Tornou-se um dos ícones da resistência à dolorosa agonia do processo revolucionário no pós 25 de Abril, integrando-se a artistas que empreenderam centenas de espetáculos por todo o país, época em que também passou a atuar como arranjador e produtor para outros cantores.
Apaixonado pela temática dos Descobrimentos Portugueses, o seu álbum “Histórias de Viageiros” (1979) é o primeiro reflexo desse novo rumo da sua obra, cujo ápice se dá com o lançamento de “Por Este Rio Acima” (1982), em que traça um retrato da sociedade portuguesa, procurando os pontos de confluência entre a época das naus e caravelas e os dias de hoje. A esse propósito, afirma: “Canto o lado do povo anónimo que ia nos barcos, não o dos heróis. Canto o outro lado da História, o lado mais humano. Não falo do passado. Falo da actualidade e curiosamente há pontos em comum”.

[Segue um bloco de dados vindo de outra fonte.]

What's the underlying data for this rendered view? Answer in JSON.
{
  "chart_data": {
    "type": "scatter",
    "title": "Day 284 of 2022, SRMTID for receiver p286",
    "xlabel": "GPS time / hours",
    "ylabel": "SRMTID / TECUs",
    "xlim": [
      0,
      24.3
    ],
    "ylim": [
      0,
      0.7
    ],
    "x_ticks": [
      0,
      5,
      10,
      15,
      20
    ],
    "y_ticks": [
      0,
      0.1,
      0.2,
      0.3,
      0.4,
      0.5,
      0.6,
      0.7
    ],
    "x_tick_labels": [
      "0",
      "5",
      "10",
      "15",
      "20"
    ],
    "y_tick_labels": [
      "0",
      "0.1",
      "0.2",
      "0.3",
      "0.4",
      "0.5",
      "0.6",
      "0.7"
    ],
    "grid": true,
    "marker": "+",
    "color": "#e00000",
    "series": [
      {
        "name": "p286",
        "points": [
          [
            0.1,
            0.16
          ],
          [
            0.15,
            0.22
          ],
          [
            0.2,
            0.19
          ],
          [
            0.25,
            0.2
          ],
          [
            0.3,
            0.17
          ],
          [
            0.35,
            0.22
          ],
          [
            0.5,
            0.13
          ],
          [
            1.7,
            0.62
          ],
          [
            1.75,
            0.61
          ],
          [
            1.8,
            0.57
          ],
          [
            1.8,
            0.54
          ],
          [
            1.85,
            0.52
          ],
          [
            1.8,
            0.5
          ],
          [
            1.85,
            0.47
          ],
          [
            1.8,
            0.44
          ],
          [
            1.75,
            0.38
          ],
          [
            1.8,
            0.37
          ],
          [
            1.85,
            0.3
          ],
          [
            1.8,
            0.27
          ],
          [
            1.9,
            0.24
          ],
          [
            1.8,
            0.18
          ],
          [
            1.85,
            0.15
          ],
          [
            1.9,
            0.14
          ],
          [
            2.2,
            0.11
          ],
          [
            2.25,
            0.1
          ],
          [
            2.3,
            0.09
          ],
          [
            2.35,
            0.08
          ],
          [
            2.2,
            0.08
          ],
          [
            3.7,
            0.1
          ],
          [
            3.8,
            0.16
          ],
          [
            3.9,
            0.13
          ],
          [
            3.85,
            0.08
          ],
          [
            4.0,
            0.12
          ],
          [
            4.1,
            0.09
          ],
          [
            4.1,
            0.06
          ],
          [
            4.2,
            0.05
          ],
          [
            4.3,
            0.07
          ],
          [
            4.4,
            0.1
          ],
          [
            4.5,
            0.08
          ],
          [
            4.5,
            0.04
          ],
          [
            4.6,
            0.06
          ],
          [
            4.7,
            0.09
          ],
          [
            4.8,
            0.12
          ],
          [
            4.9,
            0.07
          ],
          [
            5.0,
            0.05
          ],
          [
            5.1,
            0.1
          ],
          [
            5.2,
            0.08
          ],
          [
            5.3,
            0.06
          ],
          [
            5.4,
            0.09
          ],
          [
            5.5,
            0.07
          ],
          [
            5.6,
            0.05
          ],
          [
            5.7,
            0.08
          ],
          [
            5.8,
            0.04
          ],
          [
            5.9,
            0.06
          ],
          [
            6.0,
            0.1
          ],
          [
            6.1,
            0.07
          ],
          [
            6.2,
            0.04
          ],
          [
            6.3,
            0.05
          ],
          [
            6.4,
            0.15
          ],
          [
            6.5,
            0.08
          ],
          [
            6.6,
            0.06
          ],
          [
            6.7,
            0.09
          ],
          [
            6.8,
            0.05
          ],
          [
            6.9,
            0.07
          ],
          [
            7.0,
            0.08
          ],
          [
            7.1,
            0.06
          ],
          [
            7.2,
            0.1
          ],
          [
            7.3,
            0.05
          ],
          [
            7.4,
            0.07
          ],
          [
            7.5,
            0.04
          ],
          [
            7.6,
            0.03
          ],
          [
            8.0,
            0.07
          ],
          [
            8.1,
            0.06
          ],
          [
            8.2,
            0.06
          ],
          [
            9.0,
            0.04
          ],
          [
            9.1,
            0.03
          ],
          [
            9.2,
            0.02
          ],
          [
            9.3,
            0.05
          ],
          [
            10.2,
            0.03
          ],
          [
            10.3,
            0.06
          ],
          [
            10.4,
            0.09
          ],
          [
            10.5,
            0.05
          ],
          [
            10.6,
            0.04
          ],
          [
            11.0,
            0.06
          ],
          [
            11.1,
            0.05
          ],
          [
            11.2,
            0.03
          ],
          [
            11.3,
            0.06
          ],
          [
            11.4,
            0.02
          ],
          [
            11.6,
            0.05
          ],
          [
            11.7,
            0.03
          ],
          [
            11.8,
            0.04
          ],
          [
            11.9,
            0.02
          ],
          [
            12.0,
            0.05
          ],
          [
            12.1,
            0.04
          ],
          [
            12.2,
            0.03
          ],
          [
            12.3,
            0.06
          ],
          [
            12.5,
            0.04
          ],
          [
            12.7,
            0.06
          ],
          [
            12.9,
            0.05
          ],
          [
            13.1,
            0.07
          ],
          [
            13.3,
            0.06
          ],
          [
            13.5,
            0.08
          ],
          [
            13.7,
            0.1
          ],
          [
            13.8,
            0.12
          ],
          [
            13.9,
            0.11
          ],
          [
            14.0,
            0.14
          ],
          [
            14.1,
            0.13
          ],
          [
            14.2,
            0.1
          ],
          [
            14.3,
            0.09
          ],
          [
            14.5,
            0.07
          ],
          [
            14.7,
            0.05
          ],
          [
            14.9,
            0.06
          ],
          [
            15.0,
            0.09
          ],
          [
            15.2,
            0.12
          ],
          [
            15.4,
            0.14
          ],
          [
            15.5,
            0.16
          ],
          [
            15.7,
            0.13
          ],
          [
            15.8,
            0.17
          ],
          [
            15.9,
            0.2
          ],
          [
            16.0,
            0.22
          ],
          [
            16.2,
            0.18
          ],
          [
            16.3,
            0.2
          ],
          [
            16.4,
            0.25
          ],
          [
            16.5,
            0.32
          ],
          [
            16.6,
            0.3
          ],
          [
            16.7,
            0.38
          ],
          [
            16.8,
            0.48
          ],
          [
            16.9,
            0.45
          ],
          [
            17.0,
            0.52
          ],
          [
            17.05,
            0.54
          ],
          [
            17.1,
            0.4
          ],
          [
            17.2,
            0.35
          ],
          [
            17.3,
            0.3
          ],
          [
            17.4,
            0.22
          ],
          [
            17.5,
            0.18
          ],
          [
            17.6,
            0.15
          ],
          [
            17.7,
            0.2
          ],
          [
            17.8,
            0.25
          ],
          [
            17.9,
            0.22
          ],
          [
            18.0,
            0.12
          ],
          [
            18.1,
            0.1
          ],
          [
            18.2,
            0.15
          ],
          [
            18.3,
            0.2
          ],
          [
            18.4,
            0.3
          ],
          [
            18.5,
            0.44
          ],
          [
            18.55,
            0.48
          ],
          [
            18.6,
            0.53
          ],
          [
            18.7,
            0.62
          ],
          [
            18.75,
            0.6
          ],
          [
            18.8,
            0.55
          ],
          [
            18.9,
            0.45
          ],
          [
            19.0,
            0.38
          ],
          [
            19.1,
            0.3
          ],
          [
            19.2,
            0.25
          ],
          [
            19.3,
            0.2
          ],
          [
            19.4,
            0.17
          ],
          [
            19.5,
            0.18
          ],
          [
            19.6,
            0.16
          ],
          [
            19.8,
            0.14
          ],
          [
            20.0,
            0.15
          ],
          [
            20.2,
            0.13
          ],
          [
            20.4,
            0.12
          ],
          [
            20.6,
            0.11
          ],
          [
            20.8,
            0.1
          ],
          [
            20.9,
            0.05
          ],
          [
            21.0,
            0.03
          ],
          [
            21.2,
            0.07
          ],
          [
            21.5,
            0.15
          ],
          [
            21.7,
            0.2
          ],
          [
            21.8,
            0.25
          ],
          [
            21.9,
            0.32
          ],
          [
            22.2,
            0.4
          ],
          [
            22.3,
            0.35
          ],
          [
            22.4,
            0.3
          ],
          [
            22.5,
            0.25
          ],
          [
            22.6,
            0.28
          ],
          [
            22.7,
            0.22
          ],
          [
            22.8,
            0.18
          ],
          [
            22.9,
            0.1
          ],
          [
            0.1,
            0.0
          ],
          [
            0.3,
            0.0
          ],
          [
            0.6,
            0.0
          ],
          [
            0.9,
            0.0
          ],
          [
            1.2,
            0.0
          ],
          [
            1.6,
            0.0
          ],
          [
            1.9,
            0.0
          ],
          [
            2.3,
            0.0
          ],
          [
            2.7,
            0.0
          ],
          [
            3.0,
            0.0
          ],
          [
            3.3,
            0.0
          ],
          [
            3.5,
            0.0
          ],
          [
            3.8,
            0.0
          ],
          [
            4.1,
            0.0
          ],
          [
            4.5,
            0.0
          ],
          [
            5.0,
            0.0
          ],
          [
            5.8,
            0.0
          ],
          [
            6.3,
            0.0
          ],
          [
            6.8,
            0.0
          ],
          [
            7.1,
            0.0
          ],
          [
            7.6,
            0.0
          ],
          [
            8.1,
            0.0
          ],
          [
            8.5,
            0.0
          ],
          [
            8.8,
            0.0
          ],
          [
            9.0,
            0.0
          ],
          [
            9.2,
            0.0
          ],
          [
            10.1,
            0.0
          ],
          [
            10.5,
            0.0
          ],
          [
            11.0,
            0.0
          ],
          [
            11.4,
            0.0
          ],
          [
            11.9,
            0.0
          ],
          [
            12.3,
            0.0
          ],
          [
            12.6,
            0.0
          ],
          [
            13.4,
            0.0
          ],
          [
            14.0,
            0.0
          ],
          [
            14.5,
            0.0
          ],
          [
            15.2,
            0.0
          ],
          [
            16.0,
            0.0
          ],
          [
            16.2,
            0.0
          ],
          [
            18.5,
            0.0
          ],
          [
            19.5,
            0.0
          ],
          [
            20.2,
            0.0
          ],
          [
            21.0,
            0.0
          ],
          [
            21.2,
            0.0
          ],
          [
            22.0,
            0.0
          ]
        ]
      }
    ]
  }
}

O disco, duplo, alcançou um êxito sem precedentes e deu origem a um novo ciclo da música popular portuguesa. Houve quem dissesse que seria impossível fazer algo melhor, com o que Fausto nunca se conformou: “Habituei-me à presença incómoda dessa obra. Mas acuso o espírito conservador dessas pessoas. Quem nos amarra não é mais que uma geração, as outras descobrem coisas novas”.
Convidado a prosseguir no tema, impôs um longo período de trabalho entre cada registro da trilogia da diáspora marítima portuguesa, que se completa com “Crónicas da Terra Ardente” (1994) e “Em Busca das Montanhas Azuis” (2011).
No interregno entre os álbuns do tríptico, editou diversos outros, como “O Despertar dos Alquimistas” (1985), grande painel sonoro sobre o tema da realidade e da utopia; “Para Além das Cordilheiras” (1987), em que percorre uma estrada musical entre Lisboa e Berlim, numa viagem simbólica do regresso de Portugal à Europa; “A Preto e Branco” (1989), com as canções africanas da sua adolescência angolana. Em 1996, sintetizou os temas fundamentais da sua obra no álbum duplo “Atrás dos Tempos Vêm Tempos”, em que 27 das suas principais canções são apresentadas regravadas e rearranjadas, com a colaboração de músicos da nova geração.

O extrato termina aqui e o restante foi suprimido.